The Sandusky story reminds me of the recent story in Indiana in which a United Methodist church that had a gay choir director (who was closeted) got a new minister who indicated that he was not "comfortable" with the gay choir director, and forced him to resign. In protest, 80% of the church's members left the church.
The witch-hunt against gay employees of church institutions is hardly confined to the Catholic church, though it's the Catholic component of the witch-hunt that predominantly concerns me, because I happen to be Catholic. And because I've felt the brutal, soul-wrenching edge of this behavior in my own life.
I'll frankly admit that I find these stories quite a downer. I find their continuation at a time in which we're being assured that we live in a much better church with the new pope quite a downer.
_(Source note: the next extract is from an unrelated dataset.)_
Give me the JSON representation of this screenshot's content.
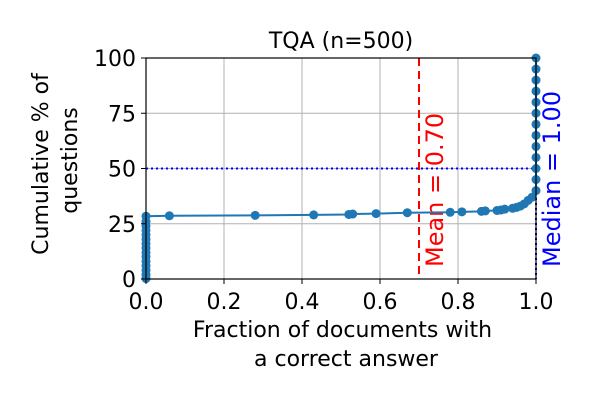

Just as I find the deluge of talk of late by leading Catholic journalists of the center about how nothing will or can or should change in the church's teaching about this or any other matters under Pope Francis quite a downer.
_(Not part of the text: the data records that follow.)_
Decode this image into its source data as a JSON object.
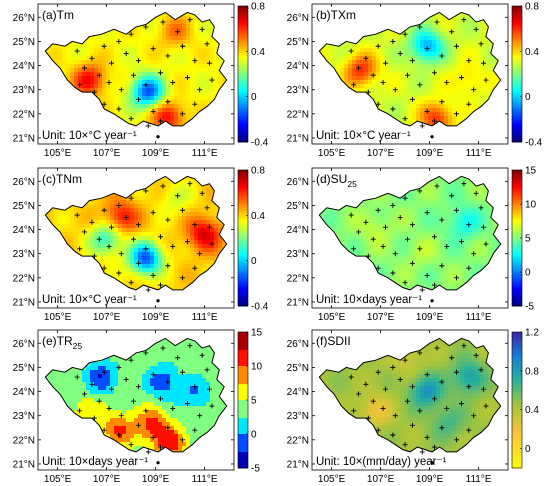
{
  "figure": {
    "x_ticks": [
      "105°E",
      "107°E",
      "109°E",
      "111°E"
    ],
    "y_ticks": [
      "21°N",
      "22°N",
      "23°N",
      "24°N",
      "25°N",
      "26°N"
    ]
  },
  "panels": [
    {
      "id": "a",
      "label": "(a)Tm",
      "unit": "Unit: 10×°C year⁻¹",
      "cbar_ticks": [
        "0.8",
        "0.4",
        "0",
        "-0.4"
      ],
      "cbar_range": [
        -0.4,
        0.8
      ],
      "colormap": "jet",
      "field_base": 0.35,
      "field_blobs": [
        [
          108.7,
          22.9,
          -0.5
        ],
        [
          106.3,
          23.4,
          0.3
        ],
        [
          109.8,
          25.4,
          0.15
        ],
        [
          109.5,
          21.9,
          0.3
        ]
      ]
    },
    {
      "id": "b",
      "label": "(b)TXm",
      "unit": "Unit: 10×°C year⁻¹",
      "cbar_ticks": [
        "0.8",
        "0.4",
        "0",
        "-0.4"
      ],
      "cbar_range": [
        -0.4,
        0.8
      ],
      "colormap": "jet",
      "field_base": 0.3,
      "field_blobs": [
        [
          108.9,
          24.8,
          -0.35
        ],
        [
          106.2,
          23.8,
          0.3
        ],
        [
          109.3,
          21.8,
          0.3
        ],
        [
          110.6,
          23.4,
          0.1
        ]
      ]
    },
    {
      "id": "c",
      "label": "(c)TNm",
      "unit": "Unit: 10×°C year⁻¹",
      "cbar_ticks": [
        "0.8",
        "0.4",
        "0",
        "-0.4"
      ],
      "cbar_range": [
        -0.4,
        0.8
      ],
      "colormap": "jet",
      "field_base": 0.4,
      "field_blobs": [
        [
          108.6,
          22.8,
          -0.55
        ],
        [
          107.0,
          23.6,
          -0.3
        ],
        [
          107.6,
          24.5,
          0.25
        ],
        [
          111.0,
          23.8,
          0.3
        ],
        [
          109.8,
          25.3,
          -0.1
        ]
      ]
    },
    {
      "id": "d",
      "label": "(d)SU25",
      "label_main": "(d)SU",
      "label_sub": "25",
      "unit": "Unit: 10×days year⁻¹",
      "cbar_ticks": [
        "15",
        "10",
        "5",
        "0",
        "-5"
      ],
      "cbar_range": [
        -5,
        15
      ],
      "colormap": "jet",
      "field_base": 5.2,
      "field_blobs": [
        [
          110.4,
          24.3,
          -2.5
        ],
        [
          106.8,
          24.1,
          1.2
        ],
        [
          108.6,
          23.0,
          0.8
        ]
      ]
    },
    {
      "id": "e",
      "label": "(e)TR25",
      "label_main": "(e)TR",
      "label_sub": "25",
      "unit": "Unit: 10×days year⁻¹",
      "cbar_ticks": [
        "15",
        "10",
        "5",
        "0",
        "-5"
      ],
      "cbar_range": [
        -5,
        15
      ],
      "colormap": "jet-discrete",
      "field_base": 4.0,
      "field_blobs": [
        [
          106.8,
          24.6,
          -6
        ],
        [
          109.3,
          24.4,
          -6
        ],
        [
          110.6,
          23.9,
          -4
        ],
        [
          108.9,
          22.6,
          7
        ],
        [
          107.5,
          22.4,
          6
        ],
        [
          109.6,
          21.8,
          7
        ],
        [
          106.2,
          23.1,
          3
        ]
      ]
    },
    {
      "id": "f",
      "label": "(f)SDII",
      "unit": "Unit: 10×(mm/day) year⁻¹",
      "cbar_ticks": [
        "1.2",
        "0.8",
        "0.4",
        "0"
      ],
      "cbar_range": [
        -0.2,
        1.2
      ],
      "colormap": "parula",
      "field_base": 0.45,
      "field_blobs": [
        [
          108.9,
          24.0,
          0.4
        ],
        [
          110.6,
          24.6,
          0.35
        ],
        [
          106.8,
          23.2,
          -0.25
        ],
        [
          109.8,
          22.7,
          0.2
        ],
        [
          108.1,
          25.4,
          -0.15
        ]
      ]
    }
  ],
  "stations": [
    [
      105.8,
      24.6
    ],
    [
      106.4,
      24.3
    ],
    [
      106.9,
      24.8
    ],
    [
      107.5,
      25.0
    ],
    [
      108.0,
      25.3
    ],
    [
      108.6,
      25.6
    ],
    [
      109.3,
      25.8
    ],
    [
      109.9,
      25.4
    ],
    [
      110.4,
      25.9
    ],
    [
      110.9,
      25.5
    ],
    [
      111.1,
      24.9
    ],
    [
      106.1,
      23.9
    ],
    [
      106.7,
      23.6
    ],
    [
      107.2,
      24.1
    ],
    [
      107.8,
      24.5
    ],
    [
      108.3,
      24.2
    ],
    [
      108.9,
      24.7
    ],
    [
      109.5,
      24.4
    ],
    [
      110.1,
      24.8
    ],
    [
      110.6,
      24.2
    ],
    [
      111.2,
      24.1
    ],
    [
      105.9,
      23.2
    ],
    [
      106.5,
      22.9
    ],
    [
      107.1,
      23.3
    ],
    [
      107.6,
      23.0
    ],
    [
      108.1,
      23.6
    ],
    [
      108.6,
      23.2
    ],
    [
      109.2,
      23.7
    ],
    [
      109.7,
      23.3
    ],
    [
      110.3,
      23.5
    ],
    [
      110.8,
      23.0
    ],
    [
      111.3,
      23.4
    ],
    [
      106.9,
      22.4
    ],
    [
      107.5,
      22.2
    ],
    [
      108.3,
      22.6
    ],
    [
      108.9,
      22.1
    ],
    [
      109.5,
      22.5
    ],
    [
      110.1,
      22.0
    ],
    [
      110.6,
      22.4
    ],
    [
      108.0,
      21.8
    ],
    [
      109.2,
      21.7
    ],
    [
      108.7,
      21.5
    ]
  ]
}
By leading Catholic journalists of the center who appear always to congratulate themselves on having had the good sense to be born near the center, or to have chosen it through their good behavior, good looks, charm, gender, proper sexual orientation, etc. . . . It's no accident that people who occupy the center, with all its unmerited power and privilege, imagine that they have earned the "rights" they take for granted at the center.
How that attitude fits Francis's call to us to think about those on the peripheries, or see things from the vantage point of those on the peripheries, is murky to me, though. And how the message of Francis about the center and the margins is best mediated to us by the same tired old centrists who have always mediated "the" Catholic message to the rest of us is equally mysterious to me.
Amidst much talk of change, there appears to be little effective change at all in my church, from where I stand. Not change affecting me and people like me, that is to say . . . .
The photo of Brian Panetta and Nathan David is from the New Ways Ministry article linked above.